Sr Buceda

Llevaba diez días sin salir de casa. Lo que en principio se planteaba como un fin de semana largo de merecido descanso, de películas, libros y manta con tés sin horas fijas se fue tornando en una mordedora desidia que terminó por anclarle al sofá y al tabaco. En ese orden. A veces, alternante.

Fue al segundo día cuando la pena comenzó a invadirle, y sin saber muy bien por qué también dolía. Su cabeza comenzaba a girar sobre un pensamiento recurrente hasta quedarse dentro y pegado a la agotadora culpa. Marina volvía a su recuerdo con su cadencia habitual, como si nunca se regalase la posibilidad de equivocarse.

Un primer timbrazo alteró la quietud de su habitual duermevela. Se incorporó malhumorado y entumecido. El cuello  le crujió como los huesos de las alitas de pollo al segmentarlas y el movimiento de la manta liberó un  tufillo poco agradable. Por un instante no lo reconoció como suyo y Marina regresó. Todavía su perfume transpiraba del tejido algodonado del sofá donde ella se reclinaba  para ver las películas, sola, hasta muy entrada la noche.

Sin prisa y con la esperanza de que el dedo ejecutor del timbrazo se cansara a la novena pulsación,  se arrastró hasta la puerta. Antes de llegar planeó el modo de arrancar la caja de donde salía aquel pitido infernal. Aquella la consideró la última vida del timbre. Pero en esa ocasión el visitante no parecía aceptar el silencio por respuesta.

Marcos se adhirió al quicio de la puerta como si se fundiera con  el pasamanos  de una escalera móvil y pegó su mejilla junto al pequeño orificio indiscreto. Puso su ojo miope muy cerca de la lente abultada y translúcida. Recordó el lugar exacto en el que había dejado sus gafas, entre el respaldo de Marina y el cojín. Desde la noche anterior llevaban ahí. Era curiosa la manera en que se había acostumbrado a vivir su apartamento  sin límites precisos y cómo percibir la realidad en manchas estimulaba su imaginación. Quizá era una percepción que lo alejaba de la concreción de su fracaso  interno.

  Al otro lado de la puerta, una mancha viva seguía ejecutando los timbrazos ,con el dedo clavado en el mismo sitio. 

-¡Correos! Una carta certificada…

Aquella voz ronca respondía a una pregunta que él ni siquiera había formulado.

Marcos dudó un instante antes de girar la manilla pero lo hizo finalmente con determinación, imprimiendo al acto un cierto toque de oficio de cancerbero. El cartero informe y voluminoso le extendió la hoja donde depositar su firma. Le señaló con el bolígrafo corporativo los espacios que no podía dejar vacíos. Una vez realizado el trámite silencioso, se dio la vuelta y dejó escapar un imperceptible hastaluegogracias que a Marcos le pareció escaso. Movido por la curiosidad, rasgó sin cuidado el sobre en el que solo figuraba el remitente, AVENTUR, S.L,  y él como destinatario.  Extrajo un papel milimétricamente doblado en tríptico y comenzó a leer.
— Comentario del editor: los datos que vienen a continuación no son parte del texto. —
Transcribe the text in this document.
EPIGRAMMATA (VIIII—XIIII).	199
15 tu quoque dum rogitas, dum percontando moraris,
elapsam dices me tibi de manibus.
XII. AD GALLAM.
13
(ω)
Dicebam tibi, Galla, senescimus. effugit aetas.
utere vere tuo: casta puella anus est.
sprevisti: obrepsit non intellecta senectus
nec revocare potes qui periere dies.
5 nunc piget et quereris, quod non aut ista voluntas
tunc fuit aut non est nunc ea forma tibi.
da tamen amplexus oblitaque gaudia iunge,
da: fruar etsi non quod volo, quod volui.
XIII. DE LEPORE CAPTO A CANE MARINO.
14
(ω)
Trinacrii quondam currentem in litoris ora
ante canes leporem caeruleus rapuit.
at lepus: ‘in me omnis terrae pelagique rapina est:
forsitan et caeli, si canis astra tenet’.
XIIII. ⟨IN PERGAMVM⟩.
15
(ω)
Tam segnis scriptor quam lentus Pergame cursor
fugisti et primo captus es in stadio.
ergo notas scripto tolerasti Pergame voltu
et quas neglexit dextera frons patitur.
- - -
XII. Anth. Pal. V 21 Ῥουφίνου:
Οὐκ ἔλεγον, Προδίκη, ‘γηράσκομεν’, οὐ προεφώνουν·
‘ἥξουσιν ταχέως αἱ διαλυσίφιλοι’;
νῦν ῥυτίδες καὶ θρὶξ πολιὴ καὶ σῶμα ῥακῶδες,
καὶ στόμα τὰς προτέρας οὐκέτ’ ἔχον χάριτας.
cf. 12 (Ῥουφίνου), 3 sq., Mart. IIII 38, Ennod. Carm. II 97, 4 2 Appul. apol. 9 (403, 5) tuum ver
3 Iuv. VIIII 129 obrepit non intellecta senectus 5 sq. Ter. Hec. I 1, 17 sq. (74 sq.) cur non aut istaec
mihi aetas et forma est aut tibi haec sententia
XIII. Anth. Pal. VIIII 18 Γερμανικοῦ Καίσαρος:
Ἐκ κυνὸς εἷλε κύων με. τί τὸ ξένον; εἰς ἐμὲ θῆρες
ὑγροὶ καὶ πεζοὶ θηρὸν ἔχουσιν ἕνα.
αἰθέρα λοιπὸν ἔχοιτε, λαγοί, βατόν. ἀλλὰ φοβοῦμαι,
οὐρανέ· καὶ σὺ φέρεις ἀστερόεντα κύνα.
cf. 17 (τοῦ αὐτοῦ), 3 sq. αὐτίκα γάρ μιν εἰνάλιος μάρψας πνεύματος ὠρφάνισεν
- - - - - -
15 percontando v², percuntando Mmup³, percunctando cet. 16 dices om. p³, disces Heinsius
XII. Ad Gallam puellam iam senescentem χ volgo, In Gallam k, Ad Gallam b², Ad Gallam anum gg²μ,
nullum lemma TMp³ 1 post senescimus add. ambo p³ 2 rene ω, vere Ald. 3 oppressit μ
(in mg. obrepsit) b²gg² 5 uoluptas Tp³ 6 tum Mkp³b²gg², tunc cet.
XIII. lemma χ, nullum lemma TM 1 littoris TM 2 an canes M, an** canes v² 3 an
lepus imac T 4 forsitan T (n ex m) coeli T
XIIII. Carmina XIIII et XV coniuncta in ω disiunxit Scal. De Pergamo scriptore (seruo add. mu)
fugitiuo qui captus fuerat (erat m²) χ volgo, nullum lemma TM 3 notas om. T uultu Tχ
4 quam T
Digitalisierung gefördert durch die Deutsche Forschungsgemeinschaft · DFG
Marcos deja caer el papel sobre la alfombra empolvada, como si le quemaran las yemas. Parece que le duelen. 

Se dirige con paso agitado hacia su habitación y revuelve el zapatero hasta dar con un par de zapatillas emparejadas. Después regresa al salón y mete la mano entre los cojines hasta recuperar la camiseta que metió allí hace ya diez días. Por casualidad, roza las patillas metálicas de sus gafas y tira de ellas. Una vez puestas, piensa, la casa parece más grande.  Está tremendamente sucia. Coge las llaves que cuelgan de la puerta y tira de ella. 

Allá va nuestro héroe. Señor Marcos Buceda Soriano. Quizá le cambiemos  el nombre, ¿no resulta demasiado convencional?